TRAVESSIA
Valéria Nogueira Eik
 
 

Um último olhar foi lançado para a ilha.

Não acenou nem se despediu.

Estava indo embora porque não queria ficar.

Seus pés, enlameados de rancor e mágoa, pisaram em chão flutuante.

E seus olhos fixaram a terra que foi ficando distante, distante, até sumir dentro do mar.

Quando restou somente água, ondas e céu, sentiu o vazio de quem deixa as raízes, a dúvida sobre a antiga certeza e o medo de quem não avista o futuro.

Mas, era preciso seguir em frente e navegar.

Somente navegar.

O balanceio da embarcação castigava a sua realidade, e durante dias e dias a vida girou alucinada em torno da sua própria vida.

No porão amontoavam-se gentes, cheiros, lamentos e doenças.

No convés, sob as noites estreladas, uma pequena esperança surgia, algumas risadas pipocavam aqui e acolá, e a música dançava com o tempo, aliviando as dores do corpo e da alma.

Volta e meia ele imaginava a ilha e pensava em seus irmãos, até em seu pai.

Volta e meia ele imaginava o futuro.

E as ondas subiam e desciam, fortes e traiçoeiras, trazendo os ventos e as tempestades que açoitavam a embarcação.

Mas, a calmaria sempre retornava, exibindo o sol, mostrando um oceano fascinante e indicando uma rota tranqüila.

Terra à vista!
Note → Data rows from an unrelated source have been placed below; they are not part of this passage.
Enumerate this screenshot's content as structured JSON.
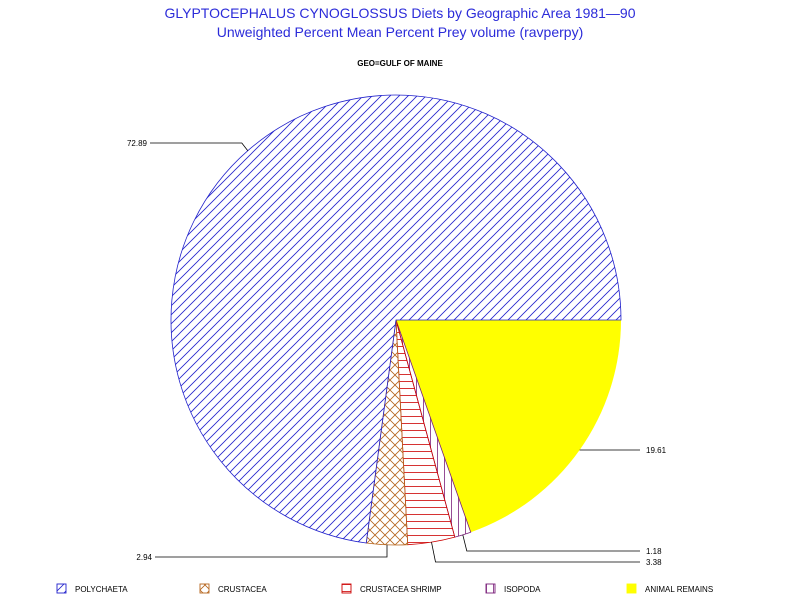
{
  "header": {
    "title": "GLYPTOCEPHALUS CYNOGLOSSUS Diets by Geographic Area 1981—90",
    "subtitle": "Unweighted Percent Mean Percent Prey  volume (ravperpy)",
    "group_label": "GEO=GULF OF MAINE"
  },
  "chart_data": {
    "type": "pie",
    "title": "GLYPTOCEPHALUS CYNOGLOSSUS Diets by Geographic Area 1981—90",
    "subtitle": "Unweighted Percent Mean Percent Prey  volume (ravperpy)",
    "group": "GEO=GULF OF MAINE",
    "legend_position": "bottom",
    "slices": [
      {
        "name": "ANIMAL REMAINS",
        "value": 19.61,
        "label": "19.61",
        "color": "#ffff00",
        "pattern": "solid"
      },
      {
        "name": "ISOPODA",
        "value": 1.18,
        "label": "1.18",
        "color": "#7a1f7a",
        "pattern": "vertical"
      },
      {
        "name": "CRUSTACEA SHRIMP",
        "value": 3.38,
        "label": "3.38",
        "color": "#cc0000",
        "pattern": "horizontal"
      },
      {
        "name": "CRUSTACEA",
        "value": 2.94,
        "label": "2.94",
        "color": "#b5651d",
        "pattern": "crosshatch"
      },
      {
        "name": "POLYCHAETA",
        "value": 72.89,
        "label": "72.89",
        "color": "#2222cc",
        "pattern": "diagonal"
      }
    ]
  },
  "legend": {
    "items": [
      {
        "label": "POLYCHAETA",
        "color": "#2222cc"
      },
      {
        "label": "CRUSTACEA",
        "color": "#b5651d"
      },
      {
        "label": "CRUSTACEA SHRIMP",
        "color": "#cc0000"
      },
      {
        "label": "ISOPODA",
        "color": "#7a1f7a"
      },
      {
        "label": "ANIMAL REMAINS",
        "color": "#ffff00"
      }
    ]
  }
}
Terra à vista!

Seus olhos fixaram as águas e o horizonte, e a terra foi ficando mais próxima, tão próxima, até engolir todo o mar.

Do alto da embarcação ele avistou o futuro.

E seus pés, acostumados ao rancor, à mágoa e ao gingado das ondas, pisaram em chão firme e consistente.

Não acenou nem se despediu.

Ele era apenas mais um estrangeiro carregando a solidão.